Closed ys-zong closed 1 year ago
It is a good and open question that how to evaluate the generated answer from the decoder for unanswerable question. In this project, we did not address this issue and I think this is a missing part of this project. Instead, we use BLIP's decoder to rank the GQA candidate answers (rank 1 is selected as prediction). The pretrained checkpoint from (https://github.com/salesforce/LAVIS/tree/main#visual-question-answering-vqa) is used. More specifically, given a list of predefined answers, we use this function (https://github.com/salesforce/LAVIS/blob/main/lavis/models/blip_models/blip_vqa.py#L228-L236) from BLIP to rank the answers. The probability of each answer is then use for rejection and determine unanswerable questions. Thanks for bring this up and look forward to you solution for evaluating generated answers on unanswerable questions.

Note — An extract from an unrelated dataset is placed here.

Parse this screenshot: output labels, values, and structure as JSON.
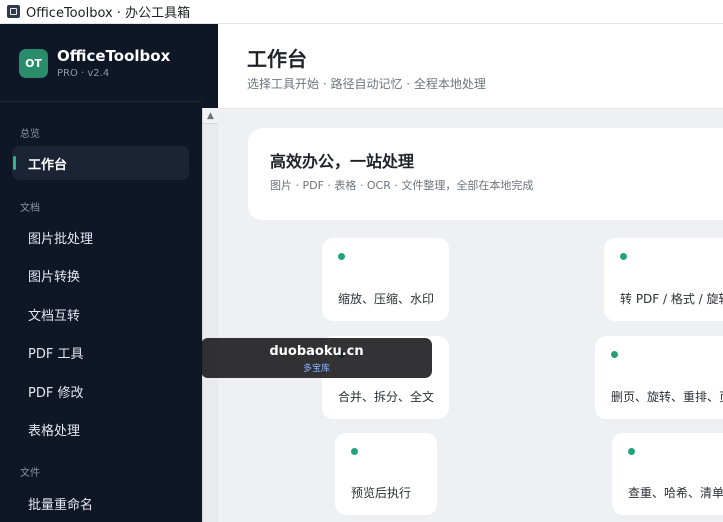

Hi, thanks for the nice work and code! BLIP outputs natural texts for VQA tasks with its decoder, which is unlike UNITER/LXMERT/etc that have the encoder-only architectures. So, I'm wondering how do you evaluate the the performance of BLIP in the paper. Specifically, after generating answers to the questions, how did you determine whether the responses refuted a false premise or still give answers to the incorrect question? Many thanks!